Raymond Queneau, notes inédites

Raymond Queneau, notes inédites
Actualité | Publié le : 06/07/2017

L’art d’écrire une notule est une école d’humour et d’humilité. Raymond Queneau en rédigea beaucoup, pour un journal qui s’appelait Front national, à la fin de la Seconde Guerre, et qui était de gauche, fondé par le Parti communiste – qu’on se le dise. Jean-Michel Gouvard en présente un choix sur les cinquante-six qui furent publiées. Aragon, Lorca, Char sont ici à la manœuvre, parmi d’autres stars. Et c’est un délice que de goûter à cette simplicité dans l’art de dire l’essentiel d’un livre qui ne se laisse pas aussi facilement circonvenir.
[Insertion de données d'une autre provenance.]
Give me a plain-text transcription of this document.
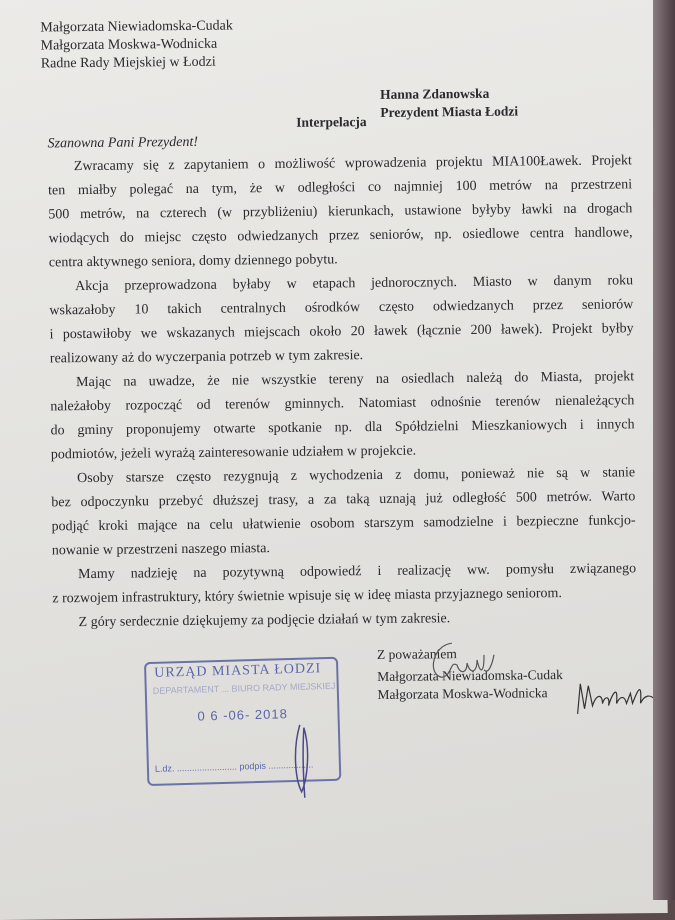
Małgorzata Niewiadomska-Cudak
Małgorzata Moskwa-Wodnicka
Radne Rady Miejskiej w Łodzi
Hanna Zdanowska
Prezydent Miasta Łodzi
Interpelacja
Szanowna Pani Prezydent!
Zwracamy się z zapytaniem o możliwość wprowadzenia projektu MIA100Ławek. Projekt
ten miałby polegać na tym, że w odległości co najmniej 100 metrów na przestrzeni
500 metrów, na czterech (w przybliżeniu) kierunkach, ustawione byłyby ławki na drogach
wiodących do miejsc często odwiedzanych przez seniorów, np. osiedlowe centra handlowe,
centra aktywnego seniora, domy dziennego pobytu.
Akcja przeprowadzona byłaby w etapach jednorocznych. Miasto w danym roku
wskazałoby 10 takich centralnych ośrodków często odwiedzanych przez seniorów
i postawiłoby we wskazanych miejscach około 20 ławek (łącznie 200 ławek). Projekt byłby
realizowany aż do wyczerpania potrzeb w tym zakresie.
Mając na uwadze, że nie wszystkie tereny na osiedlach należą do Miasta, projekt
należałoby rozpocząć od terenów gminnych. Natomiast odnośnie terenów nienależących
do gminy proponujemy otwarte spotkanie np. dla Spółdzielni Mieszkaniowych i innych
podmiotów, jeżeli wyrażą zainteresowanie udziałem w projekcie.
Osoby starsze często rezygnują z wychodzenia z domu, ponieważ nie są w stanie
bez odpoczynku przebyć dłuższej trasy, a za taką uznają już odległość 500 metrów. Warto
podjąć kroki mające na celu ułatwienie osobom starszym samodzielne i bezpieczne funkcjo-
nowanie w przestrzeni naszego miasta.
Mamy nadzieję na pozytywną odpowiedź i realizację ww. pomysłu związanego
z rozwojem infrastruktury, który świetnie wpisuje się w ideę miasta przyjaznego seniorom.
Z góry serdecznie dziękujemy za podjęcie działań w tym zakresie.
URZĄD MIASTA ŁODZI
DEPARTAMENT ... BIURO RADY MIEJSKIEJ
0 6 -06- 2018
L.dz. ........................ podpis ..................
Z poważaniem
Małgorzata Niewiadomska-Cudak
Małgorzata Moskwa-Wodnicka
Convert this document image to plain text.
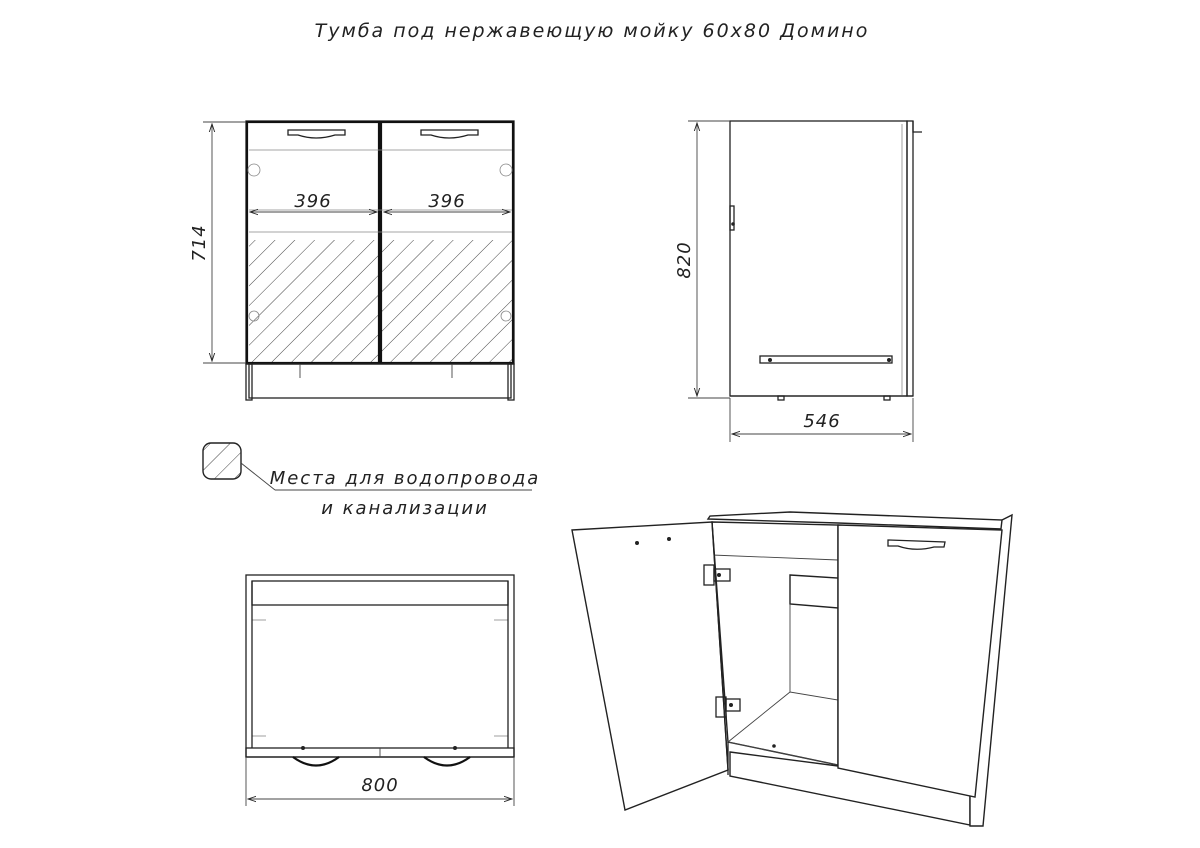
Тумба под нержавеющую мойку 60х80 Домино
396	396
714	820
546
Места для водопровода
и канализации
800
Du 29 septembre 1944 au 11 novembre 1945, Raymond Queneau publia cinquante-six chroniques littéraires dans Front national. Ce journal avait été pendant l’Occupation l’organe clandestin du réseau de résistance du même nom, fondé par le PCF, et, à la Libération, il était devenu un quotidien national. Trente de ces chroniques furent réécrites, puis publiées dans Bâtons, chiffres et lettres, en 1950, mais les autres sont restées inédites jusqu’à ce jour. On en trouvera dans La NRF de juillet 2017 un choix qui témoigne de l’éclectisme des goûts littéraires de Queneau, en même temps qu’il révèle un écrivain engagé, plus soucieux des questions politiques que
ne le suggère l’image qu’il a léguée à la postérité.
J.-M. G.

« Deux ou trois ans après l’autre guerre, parut un livre qui fut le bréviaire de pas mal de jeunes écrivains de l’époque : je veux parler du Petit manuel du parfait aventurier de Mac Orlan. Mac Orlan définissait deux espèces d’aventuriers. Les aventuriers actifs et les aventuriers passifs. Ceux-ci étant tout simplement ceux qui écrivent au sujet (ou à propos) des aventures des autres, les aventuriers effectifs n’écrivant jamais. Le quart de siècle qui a suivi en a révélé une troisième espèce : les écrivains dont la vie est une aventure ; et une quatrième, parallèle : les aventuriers qui sont de bons écrivains. Et, tout naturellement, Éducation européenne se place dans la lignée de L’Adieu aux armes, des Conquérants ou de Vol de nuit. » Raymond Queneau

RAYMOND QUENEAU. « Exercices de lecture, ou l’art de résumer ». Notes inédites présentées et établies par Jean-Michel Gouvard, La NRF n° 625, juillet 2017.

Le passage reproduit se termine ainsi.